If until a few years ago similar speeches might have seemed premature, the arrival of advanced therapies, the multiplication of field studies, the always problematic node of price negotiation between companies and payers, now makes it necessary to rethink the entire system. It is a valid discourse in general, but above all for Italy, which, although at the forefront for the development of advanced therapies, has not been able to grasp the arrival of these opportunities and also this risk and has not adapted, Pasinelli continues. : “The same has not happened elsewhere. For example, the Catapult project was launched in Great Britain, a large public-private operation to systematize all the skills to activate the production sites that can also be accessed by academies, the regulatory skills to facilitate the development of therapy from the beginning. therapy. It is not just a matter of organization: a similar system helps to reduce development and production costs, because there is no risk of replicating data already collected and there is no involvement of industry alone. Ultimately, this also helps to negotiate a lower price and at the same time become the owners of some know-how in the field, not to be mere payers ”.

See also  Open and digital banking break through, unicorns are on the rise: how fintech is evolving

Home care is insufficient for rare patients

by Anna Lisa Bonfranceschi


Alongside solutions that Pasinelli calls “system” there are also more practical solutions to shorten the development paths of advanced therapies, as also discussed in a recently published paper in Nature Medicine together with Luigi Naldini and Alessandro Aiuti of the San Raffaele Institute -Telethon for gene therapy. “For example, for the gene therapies we developed in our institute we worked according to rules that required for each product to repeat common steps. We had to do it because not much was known. But now we believe we have reached a point where it is necessary to rethink this model and we are starting to propose, with the regulatory authorities, a path that instead of operating in series works in parallel for different diseases, with adjustments for individual diseases but exploiting common elements. and minimizing the numbers of experiments “.

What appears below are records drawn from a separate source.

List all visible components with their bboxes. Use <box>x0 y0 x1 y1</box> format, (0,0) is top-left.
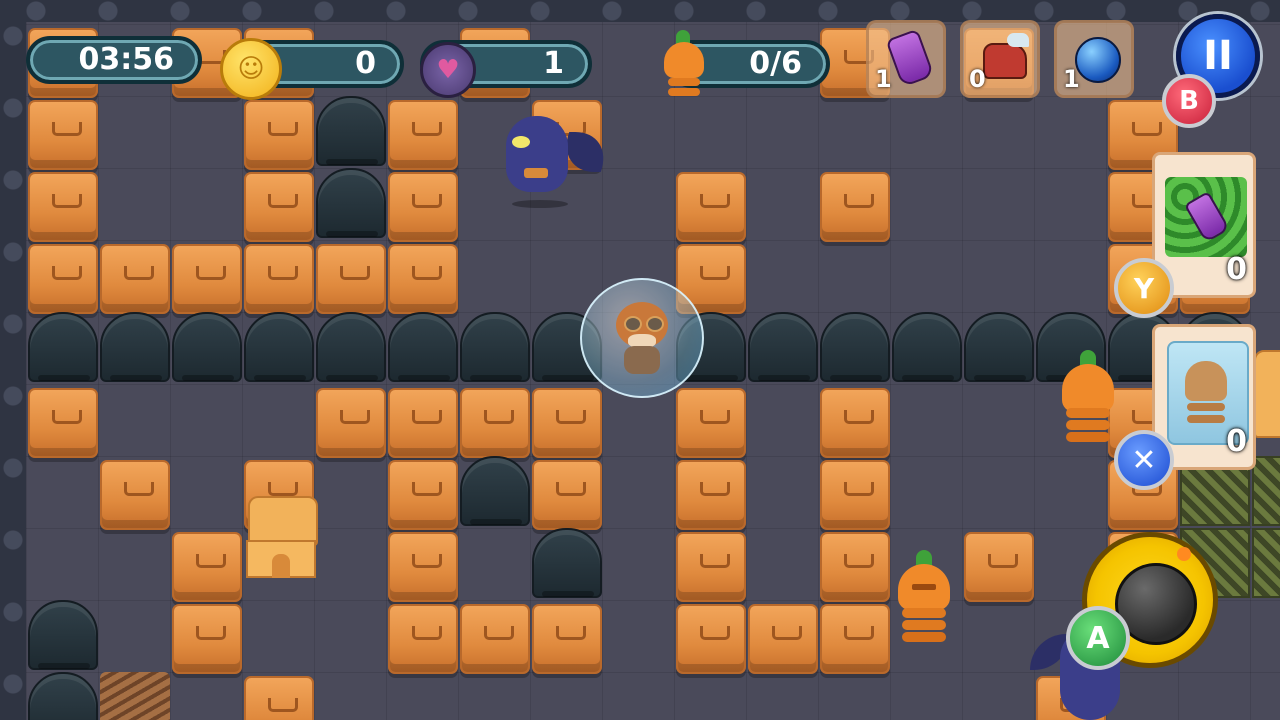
crate-block <box>244 172 314 242</box>
crate-block <box>820 460 890 530</box>
blue-orb-icon <box>1075 37 1121 83</box>
crate-block <box>964 532 1034 602</box>
x-button-label: ✕ <box>1131 442 1157 478</box>
tombstone-wall <box>460 456 530 526</box>
winged-boot-icon <box>983 43 1027 79</box>
crate-block <box>388 460 458 530</box>
crate-block <box>316 388 386 458</box>
crate-block <box>676 532 746 602</box>
player-character-in-bubble <box>580 278 704 398</box>
pause-icon: II <box>1203 33 1233 79</box>
crate-block <box>172 244 242 314</box>
crate-block <box>172 604 242 674</box>
tombstone-wall <box>388 312 458 382</box>
crate-block <box>532 604 602 674</box>
y-button[interactable]: Y <box>1114 258 1174 318</box>
crate-block <box>676 172 746 242</box>
tombstone-wall <box>820 312 890 382</box>
orb-count: 1 <box>1063 65 1080 93</box>
carrot-pickup <box>1058 350 1118 444</box>
timer-panel: 03:56 <box>26 36 202 84</box>
crate-block <box>532 460 602 530</box>
top-wall <box>0 0 1280 22</box>
carrot-icon <box>662 30 706 102</box>
tombstone-wall <box>748 312 818 382</box>
tombstone-wall <box>532 528 602 598</box>
tombstone-wall <box>244 312 314 382</box>
b-button[interactable]: B <box>1162 74 1216 128</box>
coin-icon: ☺ <box>220 38 282 100</box>
crate-block <box>244 100 314 170</box>
crate-block <box>28 388 98 458</box>
crate-block <box>244 676 314 720</box>
crate-block <box>244 244 314 314</box>
crate-block <box>28 244 98 314</box>
crate-block <box>28 100 98 170</box>
crate-block <box>388 532 458 602</box>
y-button-label: Y <box>1133 271 1155 305</box>
tombstone-wall <box>316 312 386 382</box>
hut <box>244 496 318 582</box>
crate-block <box>460 604 530 674</box>
tombstone-wall <box>28 312 98 382</box>
tombstone-wall <box>316 168 386 238</box>
crate-block <box>388 100 458 170</box>
crate-block <box>28 172 98 242</box>
crate-block <box>676 604 746 674</box>
crate-block <box>460 388 530 458</box>
player-character <box>610 296 674 376</box>
crate-block <box>172 532 242 602</box>
vine-block <box>1252 456 1280 526</box>
crate-block <box>388 244 458 314</box>
carrot-count: 0/6 <box>749 46 802 81</box>
timer-text: 03:56 <box>78 42 175 77</box>
tombstone-wall <box>316 96 386 166</box>
x-button[interactable]: ✕ <box>1114 430 1174 490</box>
tombstone-wall <box>964 312 1034 382</box>
crate-block <box>676 388 746 458</box>
a-button-label: A <box>1086 620 1110 656</box>
crate-block <box>820 532 890 602</box>
gem-count: 1 <box>543 46 564 81</box>
bat-enemy <box>502 112 616 212</box>
crate-block <box>820 604 890 674</box>
tombstone-wall <box>100 312 170 382</box>
item-slot-potion[interactable]: 1 <box>866 20 946 98</box>
purple-potion-icon <box>885 28 935 88</box>
crate-block <box>748 604 818 674</box>
b-button-label: B <box>1179 86 1199 116</box>
tombstone-wall <box>28 600 98 670</box>
crate-block <box>676 460 746 530</box>
crate-block <box>100 460 170 530</box>
boot-count: 0 <box>969 65 986 93</box>
carrot-pickup <box>894 550 954 642</box>
frozen-carrot-count: 0 <box>1226 424 1247 459</box>
item-slot-orb[interactable]: 1 <box>1054 20 1134 98</box>
crate-block <box>388 604 458 674</box>
tombstone-wall <box>28 672 98 720</box>
crate-block <box>388 172 458 242</box>
crate-block <box>820 388 890 458</box>
potion-hedge-count: 0 <box>1226 252 1247 287</box>
vine-block <box>1252 528 1280 598</box>
leaf-pile <box>100 672 170 720</box>
tombstone-wall <box>892 312 962 382</box>
gem-heart-icon: ♥ <box>420 42 476 98</box>
left-wall <box>0 0 26 720</box>
a-button[interactable]: A <box>1066 606 1130 670</box>
crate-block <box>388 388 458 458</box>
potion-count: 1 <box>875 65 892 93</box>
crate-block <box>100 244 170 314</box>
hut <box>1254 350 1280 438</box>
crate-block <box>532 388 602 458</box>
tombstone-wall <box>460 312 530 382</box>
crate-block <box>820 172 890 242</box>
tombstone-wall <box>172 312 242 382</box>
crate-block <box>316 244 386 314</box>
game-board: 03:56 0 ☺ 1 ♥ 0/6 1 0 1 II B 0 0 Y ✕ A <box>0 0 1280 720</box>
coin-count: 0 <box>355 46 376 81</box>
item-slot-boot[interactable]: 0 <box>960 20 1040 98</box>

The speech of the DG of Telethon is an appeal not to waste resources and avoid the multiplication of processes, experiments and paths. Even when you pass from laboratory studies to real therapies. As you can read in the chapter signed by him in the ATMP forum report: “It is desirable that a centralized European fund be established for the purchase of ATMP for ultrarare diseases and that it focuses on policies aimed at facilitating cross-border patient transfers towards the few specialized centers for the administration of these therapies “.

You may also like

Leave a Comment

This site uses Akismet to reduce spam. Learn how your comment data is processed.